Escape characters in grep

Question

I'm a little confused about how many backslashes are needed to escape the alternation operator | in regular expressions for grep. This

echo abcdef | grep -e"def|zzz"

outputs nothing, because grep is not in extended regex mode. Escaping with one backslash works,

echo abcdef | grep -e"def\|zzz"

prints abcdef. More surprisingly, escaping with 2 backslashes also works,

echo abcdef | grep -e"def\\|zzz"

prints abcdef. Escaping with three backslashes fails,

echo abcdef | grep -e"def\\\|zzz"

prints nothing.

Does anyone have an explanation, especially for the 2-backslash case ?

Edit:

Using this simple argument-printing program,

void main(int argc, char** argv)
{
    for (int i = 0; i < argc; i++)
        printf("Arg %d: %s\n", i, argv[i]);
}

I investigated what my shell does with the command lines above :

-e"def|zzz" becomes -edef|zzz

-e"def\|zzz" becomes -edef\|zzz

-e"def\\|zzz" becomes -edef\\|zzz

-e"def\\\|zzz" becomes -edef\\\|zzz

So all double-quotes are removed and the backslashes and pipes are not altered by the shell.
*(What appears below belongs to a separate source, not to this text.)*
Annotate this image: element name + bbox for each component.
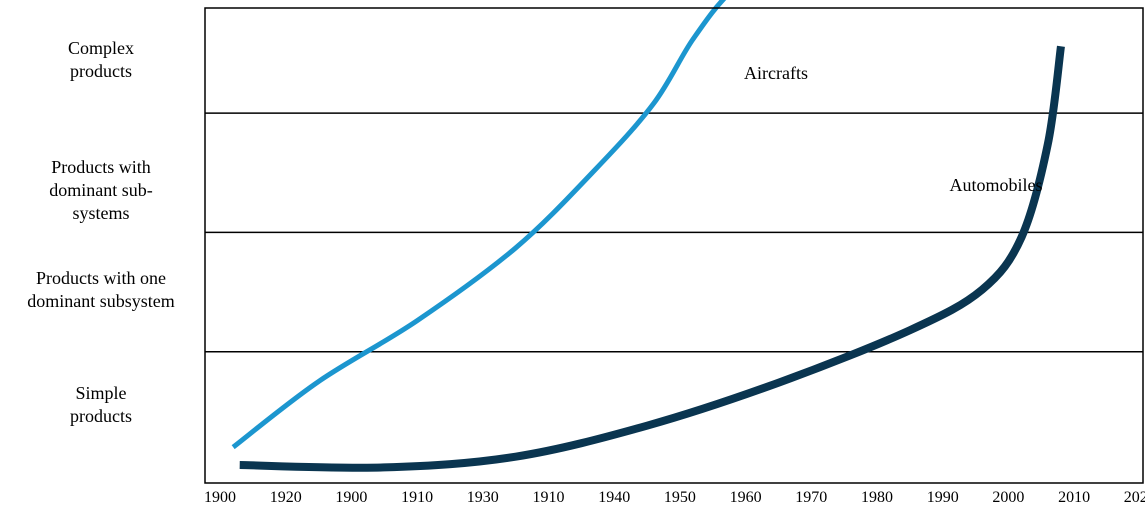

I suspect grep itself does something special with the literal string \\|.

Answer 1

The lowercase -e option is used to express multiple search operations. The alternation is implied:

$ echo abcdef | grep -e 'def' -e'zzz'
abcdef
$ echo abczzz | grep -e 'def' -e'zzz'
abczzz

Alternatively, you can use the upper -E option for extended regular expression notation:

$ echo abcdef | grep -E 'def|zzz'
abcdef

I believe this solves you problem directly (either using -e for alternation or -E for extended regex notation). Hope this helps :-)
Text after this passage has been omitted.